Search code examples
pythonpandasnltkwordnet

NLTK and Pandas - adding synsets into a list


I wanted to great a list that is added as new row to a dataframe.

import nltk
import pandas as pd
from nltk.corpus import wordnet
import pandas as pd
import numpy as np


Overviewdataframe = pd.DataFrame([]) 
synonyms = []

for syn in wordnet.synsets("active"):
    for l in syn.lemmas():
            synonyms.append(l.name())  
            Overviewdataframe = Overviewdataframe.append(synonyms)
            synonyms = []

Instead the row is added as column. Can you help me please!

Thank you.


Solution

  • TL;DR

    from itertools import chain
    
    import pandas as pd
    from nltk.corpus import wordnet as wn
    
    wordlist = ['active', 'fan', 'hop', 'grace']
    
    words2lemmanames = [{'word': word, 'synset':ss.name(), 'lemma_names':ss.lemma_names()}
                        for word in wordlist for ss in wn.synsets(word)]
    pd.DataFrame(words2lemmanames)
    

    In Long

    When querying the WordNet interface in NLTK, querying a word returns a "concept" also known as "synset"

    >>> wn.synsets('active')
    
    [Synset('active_agent.n.01'), Synset('active_voice.n.01'), Synset('active.n.03'), Synset('active.a.01'), Synset('active.s.02'), Synset('active.a.03'), Synset('active.s.04'), Synset('active.a.05'), Synset('active.a.06'), Synset('active.a.07'), Synset('active.s.08'), Synset('active.a.09'), Synset('active.a.10'), Synset('active.a.11'), Synset('active.a.12'), Synset('active.a.13'), Synset('active.a.14')]
    

    Each synset has its own list of lemma names, i.e.
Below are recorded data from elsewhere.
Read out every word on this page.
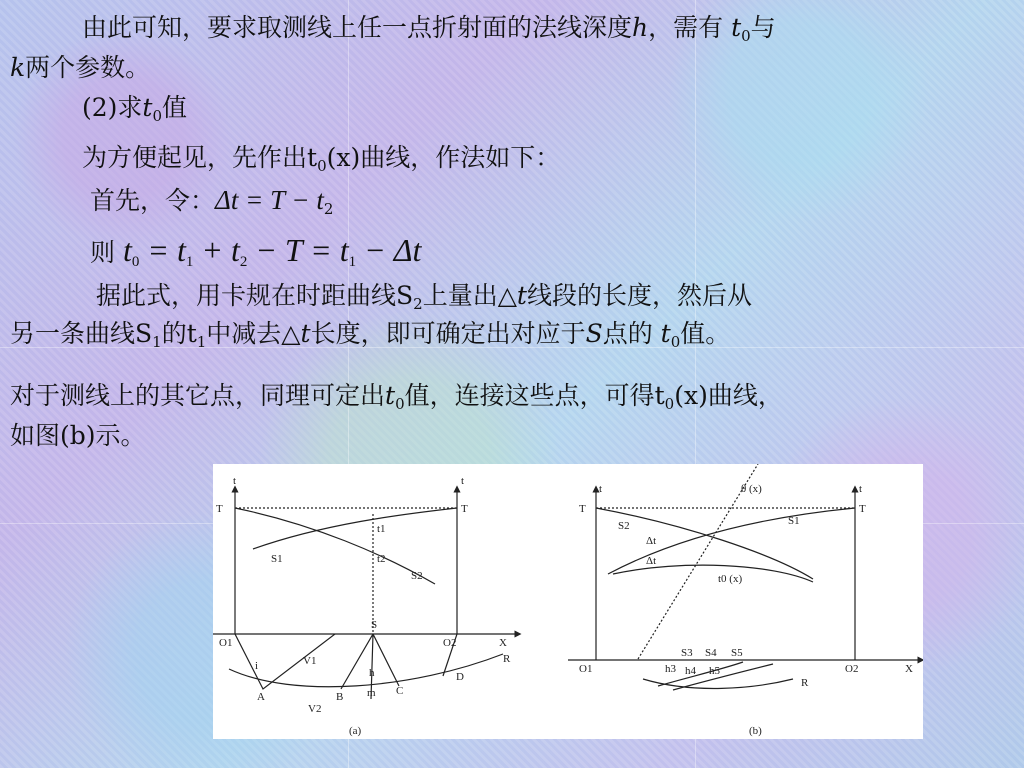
由此可知，要求取测线上任一点折射面的法线深度h，需有 $t_0$与
k两个参数。
(2)求$t_0$值
为方便起见，先作出$t_0(x)$曲线，作法如下：
首先，令：$\Delta t = T - t_2$
则 $t_0 = t_1 + t_2 - T = t_1 - \Delta t$
据此式，用卡规在时距曲线$S_2$上量出△t线段的长度，然后从
另一条曲线$S_1$的$t_1$中减去△t长度，即可确定出对应于S点的 $t_0$值。
对于测线上的其它点，同理可定出$t_0$值，连接这些点，可得$t_0(x)$曲线，
如图(b)示。
t	t
T	T
t1
t2
S1
S2
S
O1	O2	X
R
V1
V2
i
h
m
A	B	C
D
(a)
t	t
T	T
θ (x)
S1
S2
Δt
Δt
t0 (x)
S3 S4 S5
h3 h4 h5
O1	O2	X
R
(b)
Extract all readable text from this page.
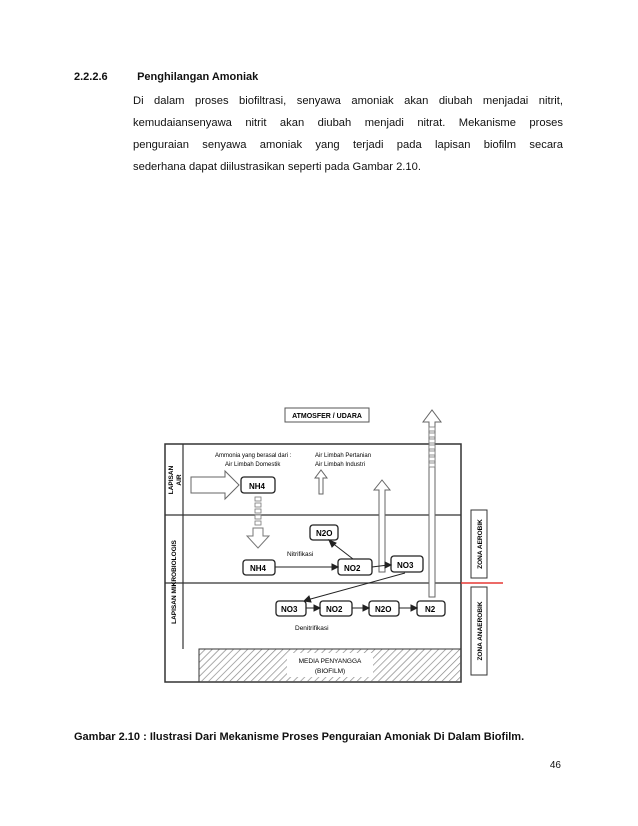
2.2.2.6	Penghilangan Amoniak
Di dalam proses biofiltrasi, senyawa amoniak akan diubah menjadai nitrit,
kemudaiansenyawa nitrit akan diubah menjadi nitrat. Mekanisme proses
penguraian senyawa amoniak yang terjadi pada lapisan biofilm secara
sederhana dapat diilustrasikan seperti pada Gambar 2.10.
ATMOSFER / UDARA
MEDIA PENYANGGA
(BIOFILM)
LAPISAN AIR
LAPISAN MIKROBIOLOGIS	ZONA AEROBIK
ZONA ANAEROBIK
Ammonia yang berasal dari :	Air Limbah Pertanian
Air Limbah Domestik	Air Limbah Industri
NH4
N2O
NH4	NO2	NO3
Nitrifikasi
NO3	NO2	N2O	N2
Denitrifikasi
Gambar 2.10 : Ilustrasi Dari Mekanisme Proses Penguraian Amoniak Di Dalam Biofilm.
46
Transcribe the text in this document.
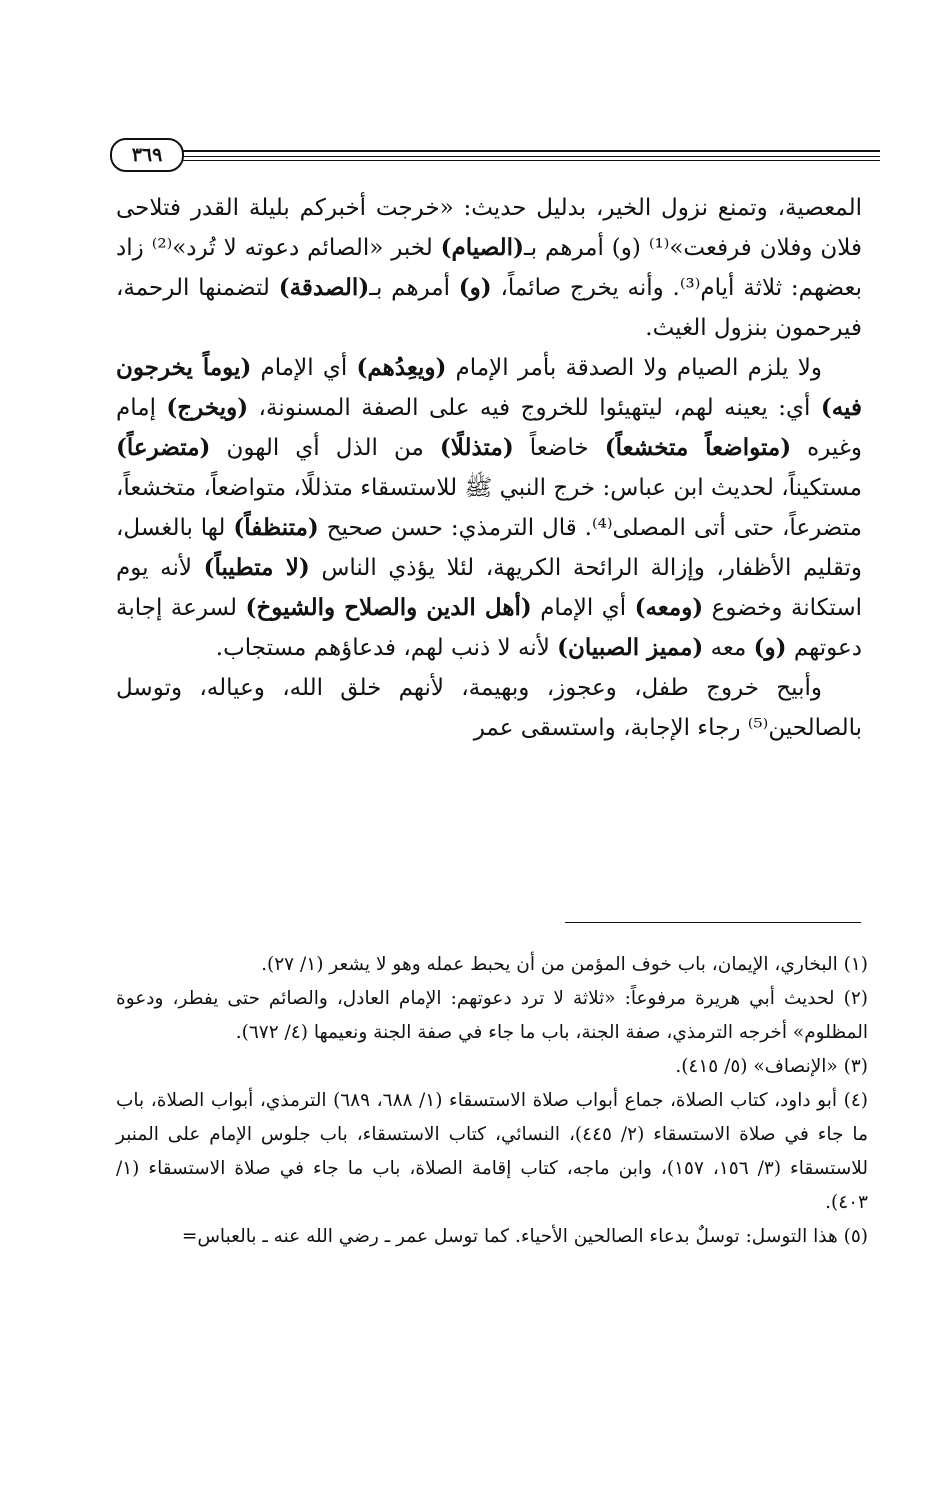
٣٦٩

المعصية، وتمنع نزول الخير، بدليل حديث: «خرجت أخبركم بليلة القدر فتلاحى فلان وفلان فرفعت»⁽¹⁾ (و) أمرهم بـ(الصيام) لخبر «الصائم دعوته لا تُرد»⁽²⁾ زاد بعضهم: ثلاثة أيام⁽³⁾. وأنه يخرج صائماً، (و) أمرهم بـ(الصدقة) لتضمنها الرحمة، فيرحمون بنزول الغيث.

ولا يلزم الصيام ولا الصدقة بأمر الإمام (ويعِدُهم) أي الإمام (يوماً يخرجون فيه) أي: يعينه لهم، ليتهيئوا للخروج فيه على الصفة المسنونة، (ويخرج) إمام وغيره (متواضعاً متخشعاً) خاضعاً (متذللًا) من الذل أي الهون (متضرعاً) مستكيناً، لحديث ابن عباس: خرج النبي ﷺ للاستسقاء متذللًا، متواضعاً، متخشعاً، متضرعاً، حتى أتى المصلى⁽⁴⁾. قال الترمذي: حسن صحيح (متنظفاً) لها بالغسل، وتقليم الأظفار، وإزالة الرائحة الكريهة، لئلا يؤذي الناس (لا متطيباً) لأنه يوم استكانة وخضوع (ومعه) أي الإمام (أهل الدين والصلاح والشيوخ) لسرعة إجابة دعوتهم (و) معه (مميز الصبيان) لأنه لا ذنب لهم، فدعاؤهم مستجاب.

وأبيح خروج طفل، وعجوز، وبهيمة، لأنهم خلق الله، وعياله، وتوسل بالصالحين⁽⁵⁾ رجاء الإجابة، واستسقى عمر

(١) البخاري، الإيمان، باب خوف المؤمن من أن يحبط عمله وهو لا يشعر (١/ ٢٧).

(٢) لحديث أبي هريرة مرفوعاً: «ثلاثة لا ترد دعوتهم: الإمام العادل، والصائم حتى يفطر، ودعوة المظلوم» أخرجه الترمذي، صفة الجنة، باب ما جاء في صفة الجنة ونعيمها (٤/ ٦٧٢).

(٣) «الإنصاف» (٥/ ٤١٥).

(٤) أبو داود، كتاب الصلاة، جماع أبواب صلاة الاستسقاء (١/ ٦٨٨، ٦٨٩) الترمذي، أبواب الصلاة، باب ما جاء في صلاة الاستسقاء (٢/ ٤٤٥)، النسائي، كتاب الاستسقاء، باب جلوس الإمام على المنبر للاستسقاء (٣/ ١٥٦، ١٥٧)، وابن ماجه، كتاب إقامة الصلاة، باب ما جاء في صلاة الاستسقاء (١/ ٤٠٣).

(٥) هذا التوسل: توسلٌ بدعاء الصالحين الأحياء. كما توسل عمر ـ رضي الله عنه ـ بالعباس=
    >>> wn.synsets('active')[0].lemma_names()
    ['active_agent', 'active']
    

    You can also access the synset directly with their "name", usual convention for the "name" is the (i) first lemma name then dot (ii) the POS tag and dot (ii) the index number.

    >>> wn.synsets('active')[0] == wn.synset('active_agent.n.01')
    True
    

    Finally, given a list of key-value pairs (i.e. dictionary object), you can feed it into a pandas.DataFrame to convert it into a dataframe.